Remember that DIY remake of Raiders of the Lost Ark made by a bunch of enthusiastic Indy fans back in the 1980s? After spending nearly a decade of summers as kids to recreate their favourite film, it surfaced via Aint It Cool News and became a big enough internet sensation 2003 that their "Raiders: The Adaptation" almost made it onto the Indiana Jones Trilogy Blu-Ray.
Well Eric Zala and Chris Strompolos, those kids are now in their 40s and they want to finish their little project from 25 years ago by shooting the one scene they never had the resources to do: The big fight around a 'Flying Wing' Nazi aircraft in the desert. Some time it takes time to find aviation hardware and a bald nazi muscleman.
CREEPING GARDEN
In one of the year's most original and bizarre documentaries, Tim Grabham and Jasper Sharp dive headlong into the largely unknown world and what emerges is a pioneering and at times hypnotic crawl through a largely uncharted realm.
Audiences will be forgiven for not knowing much, if anything at all, about mycetazoa - commonly known as slime moulds.
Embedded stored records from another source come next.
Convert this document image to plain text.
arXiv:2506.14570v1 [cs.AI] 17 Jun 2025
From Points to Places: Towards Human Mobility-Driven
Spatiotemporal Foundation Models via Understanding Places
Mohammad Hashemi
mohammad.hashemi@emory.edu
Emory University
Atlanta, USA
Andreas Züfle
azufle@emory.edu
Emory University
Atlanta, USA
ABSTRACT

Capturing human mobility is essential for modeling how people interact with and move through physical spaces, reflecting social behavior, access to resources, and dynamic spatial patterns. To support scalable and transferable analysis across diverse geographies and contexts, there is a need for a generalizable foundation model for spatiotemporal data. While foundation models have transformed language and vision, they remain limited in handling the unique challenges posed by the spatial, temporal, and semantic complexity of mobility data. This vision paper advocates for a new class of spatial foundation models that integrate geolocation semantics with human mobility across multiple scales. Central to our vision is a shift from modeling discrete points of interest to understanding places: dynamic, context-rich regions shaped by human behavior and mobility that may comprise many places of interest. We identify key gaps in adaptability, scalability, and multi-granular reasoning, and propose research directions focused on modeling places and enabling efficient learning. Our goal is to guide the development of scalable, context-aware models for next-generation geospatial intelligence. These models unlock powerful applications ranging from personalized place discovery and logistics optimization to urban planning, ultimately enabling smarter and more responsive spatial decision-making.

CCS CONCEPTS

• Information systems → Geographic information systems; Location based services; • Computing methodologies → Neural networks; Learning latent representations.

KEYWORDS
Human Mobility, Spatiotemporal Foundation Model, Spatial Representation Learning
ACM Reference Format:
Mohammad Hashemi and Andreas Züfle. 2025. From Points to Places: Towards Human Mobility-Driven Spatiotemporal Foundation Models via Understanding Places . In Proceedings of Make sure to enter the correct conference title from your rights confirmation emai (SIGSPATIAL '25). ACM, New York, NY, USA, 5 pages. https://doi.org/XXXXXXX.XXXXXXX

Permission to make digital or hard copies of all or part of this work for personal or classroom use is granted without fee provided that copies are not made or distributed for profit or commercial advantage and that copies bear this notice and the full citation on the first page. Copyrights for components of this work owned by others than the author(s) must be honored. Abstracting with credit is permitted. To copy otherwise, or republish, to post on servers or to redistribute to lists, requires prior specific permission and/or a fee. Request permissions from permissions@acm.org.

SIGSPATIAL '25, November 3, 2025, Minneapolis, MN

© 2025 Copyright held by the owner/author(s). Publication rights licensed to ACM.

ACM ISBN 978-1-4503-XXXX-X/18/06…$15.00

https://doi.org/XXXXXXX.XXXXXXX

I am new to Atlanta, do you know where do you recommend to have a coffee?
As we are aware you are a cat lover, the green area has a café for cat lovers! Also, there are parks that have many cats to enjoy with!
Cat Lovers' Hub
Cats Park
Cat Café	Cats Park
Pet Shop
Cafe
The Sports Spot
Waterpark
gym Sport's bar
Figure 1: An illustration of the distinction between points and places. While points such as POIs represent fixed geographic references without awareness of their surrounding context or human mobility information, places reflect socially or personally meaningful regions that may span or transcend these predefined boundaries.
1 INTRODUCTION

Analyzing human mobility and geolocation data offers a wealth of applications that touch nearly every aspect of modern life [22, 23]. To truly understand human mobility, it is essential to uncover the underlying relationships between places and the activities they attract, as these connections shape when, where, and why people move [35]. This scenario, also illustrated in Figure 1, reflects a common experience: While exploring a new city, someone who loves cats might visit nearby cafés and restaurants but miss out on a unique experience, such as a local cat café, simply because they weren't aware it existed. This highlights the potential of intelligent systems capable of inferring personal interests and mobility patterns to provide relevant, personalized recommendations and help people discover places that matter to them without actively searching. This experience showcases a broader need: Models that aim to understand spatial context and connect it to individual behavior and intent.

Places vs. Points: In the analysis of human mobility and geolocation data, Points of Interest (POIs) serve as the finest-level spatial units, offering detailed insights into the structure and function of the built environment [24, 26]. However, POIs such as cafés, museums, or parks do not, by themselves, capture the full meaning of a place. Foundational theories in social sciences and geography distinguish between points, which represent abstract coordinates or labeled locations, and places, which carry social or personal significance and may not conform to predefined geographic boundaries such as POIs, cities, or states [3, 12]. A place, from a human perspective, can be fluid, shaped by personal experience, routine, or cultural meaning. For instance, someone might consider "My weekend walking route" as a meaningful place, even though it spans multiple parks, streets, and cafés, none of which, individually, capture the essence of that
Mimicking the behavioural patterns of its subject matter, The Creeping Garden explores its narrative landscape almost by trial and error.
Collaborating with sometime Sonic Youth member Jim O'Rourke, the film also boasts a probing, unsettling aural landscape that only heightens our sense of cautious curiosity.
THE NIGHTMARE
Rodney Ascher's bizarro documentary, Room 237, on extreme theories surrounding Stanley Kubrick's The Shining was fairly polarizing of both critics and audiences. He returns with this even more bizarre doc on people who suffer from "sleep paralysis" - a condition which leaves the dreamer feeling awake while seemingly paralyzed. He explores layers of reality as we are taken into the nightmare itself through eerie and visually striking recreations of the main characters’ worst visions and the waking reality.
COMMITTED
Howie Mandel has been talking to and shooting footage of Vic Cohen for 13 years. Their conversations, Vic’s outrageous auditions and even more earnest—and often unpalatable—attempts at finding his creative voice have resulted in this documentary, a chronicle of a friendship and peek into mentorship between two artists.
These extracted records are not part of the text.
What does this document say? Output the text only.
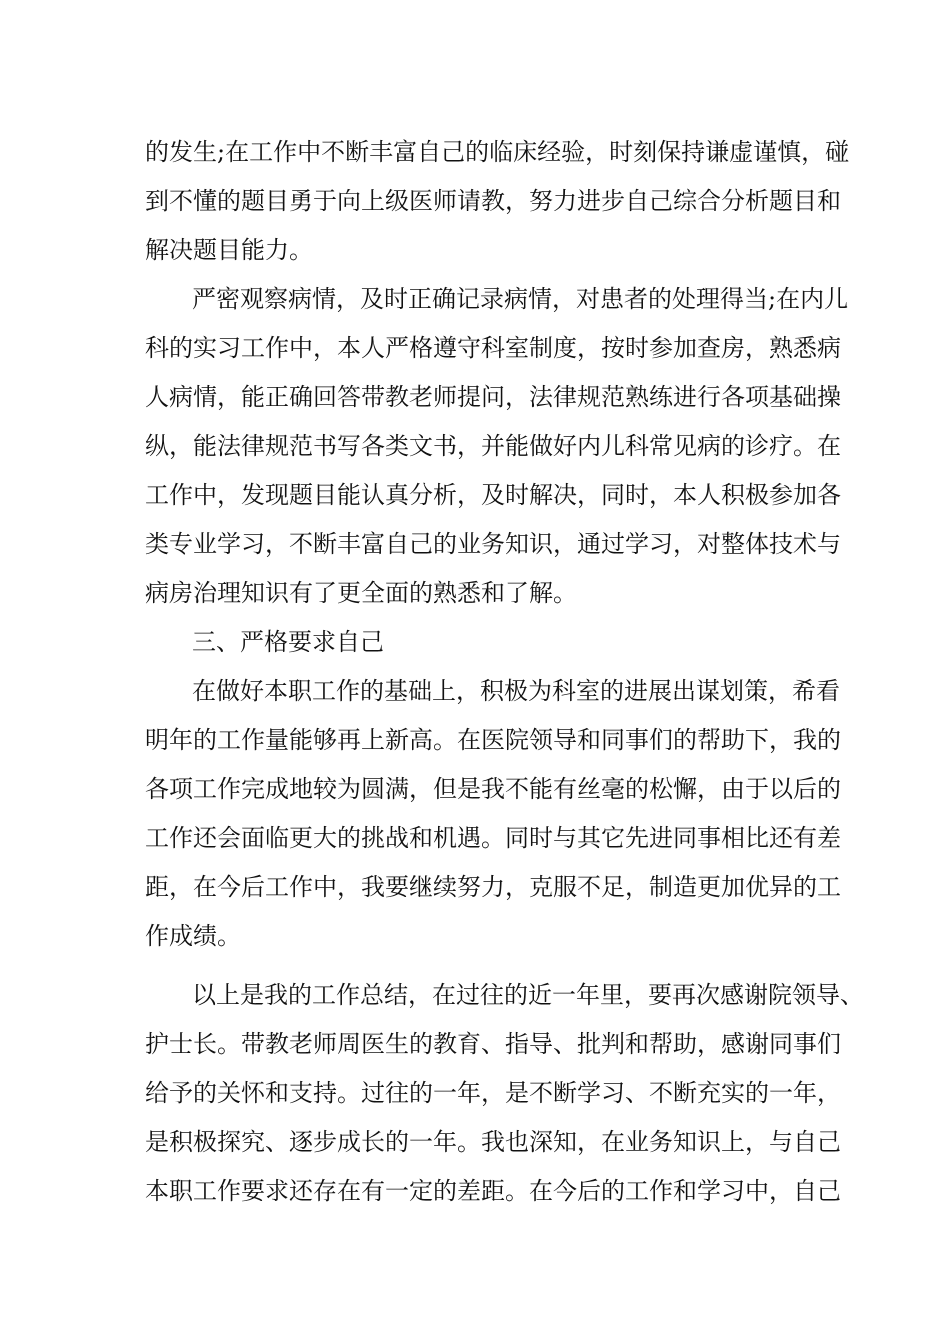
的发生;在工作中不断丰富自己的临床经验，时刻保持谦虚谨慎，碰
到不懂的题目勇于向上级医师请教，努力进步自己综合分析题目和
解决题目能力。
严密观察病情，及时正确记录病情，对患者的处理得当;在内儿
科的实习工作中，本人严格遵守科室制度，按时参加查房，熟悉病
人病情，能正确回答带教老师提问，法律规范熟练进行各项基础操
纵，能法律规范书写各类文书，并能做好内儿科常见病的诊疗。在
工作中，发现题目能认真分析，及时解决，同时，本人积极参加各
类专业学习，不断丰富自己的业务知识，通过学习，对整体技术与
病房治理知识有了更全面的熟悉和了解。
三、严格要求自己
在做好本职工作的基础上，积极为科室的进展出谋划策，希看
明年的工作量能够再上新高。在医院领导和同事们的帮助下，我的
各项工作完成地较为圆满，但是我不能有丝毫的松懈，由于以后的
工作还会面临更大的挑战和机遇。同时与其它先进同事相比还有差
距，在今后工作中，我要继续努力，克服不足，制造更加优异的工
作成绩。
以上是我的工作总结，在过往的近一年里，要再次感谢院领导、
护士长。带教老师周医生的教育、指导、批判和帮助，感谢同事们
给予的关怀和支持。过往的一年，是不断学习、不断充实的一年，
是积极探究、逐步成长的一年。我也深知，在业务知识上，与自己
本职工作要求还存在有一定的差距。在今后的工作和学习中，自己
WHAT HAPPENED, MISS SIMONE?
And so, almost out of time, Nina Simone once again commands our attention, decades after this show, years after her death.
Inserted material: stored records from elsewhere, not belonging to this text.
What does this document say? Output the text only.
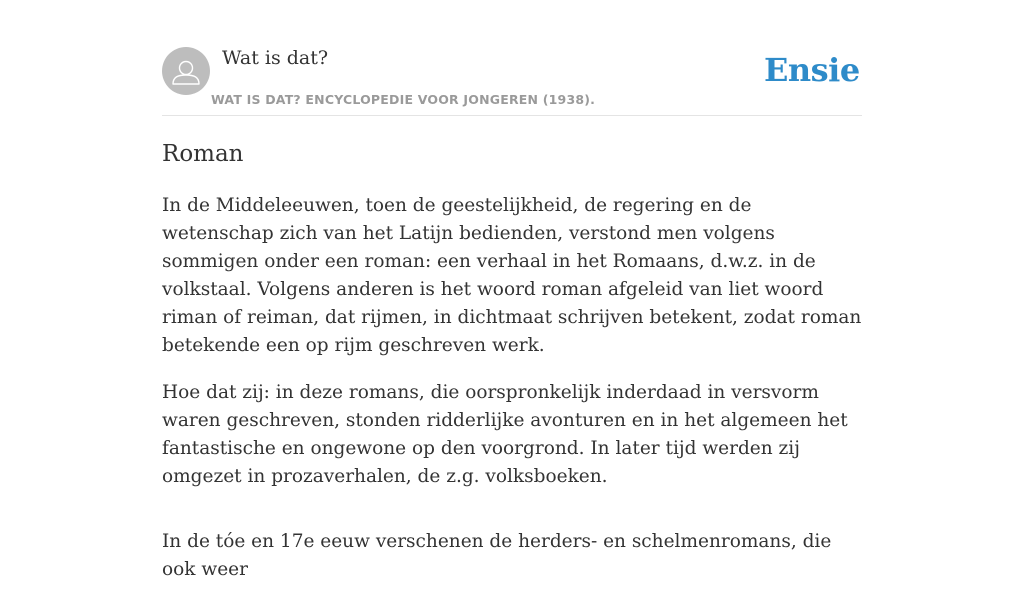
Wat is dat?
WAT IS DAT? ENCYCLOPEDIE VOOR JONGEREN (1938).
Ensie
Roman

In de Middeleeuwen, toen de geestelijkheid, de regering en de wetenschap zich van het Latijn bedienden, verstond men volgens sommigen onder een roman: een verhaal in het Romaans, d.w.z. in de volkstaal. Volgens anderen is het woord roman afgeleid van liet woord riman of reiman, dat rijmen, in dichtmaat schrijven betekent, zodat roman betekende een op rijm geschreven werk.

Hoe dat zij: in deze romans, die oorspronkelijk inderdaad in versvorm waren geschreven, stonden ridderlijke avonturen en in het algemeen het fantastische en ongewone op den voorgrond. In later tijd werden zij omgezet in prozaverhalen, de z.g. volksboeken.

In de tóe en 17e eeuw verschenen de herders- en schelmenromans, die ook weer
The title comes from a Maya Angelou poem, and it turns out it's a perfect query to situate the film. More than just a music doc, Liz Garbus' film feels as much a cultural excavation as it does a showcase for an almost immeasurable talent. A classically-trained and gifted musician who reluctantly turned to pop/soul in order to make a living, Simone defies easy classification. For those unaware of her trajectory, the film will appear at times almost fanciful, as if all things couldn't have possibly happened in one lifetime.
(T)ERROR
The line between preventing crimes and inventing them is getting increasingly murky. David Felix Sutcliffe and Lyric R. Cabral's smart political thriller, exposes counterterrorism tactics while it is smack dab in the middle of them.
PLANETARY
The planet is in crisis and the fundamental problem lies in the way we see the world. Planetary presents a stunning visual portrait of our Earth, taking us on a journey across continents: from the African Savannah to the Himalayas, and from the heart of Tokyo to the view of our fragile planet from space. Through intimate interviews with NASA astronauts, environmentalists and philosophers the film shows that the solution to transforming our civilization lies in an understanding that all life is inseparably interconnected, and that we cannot transform unless we change the way we see ourselves, the world, and the wider cosmos we are embedded within.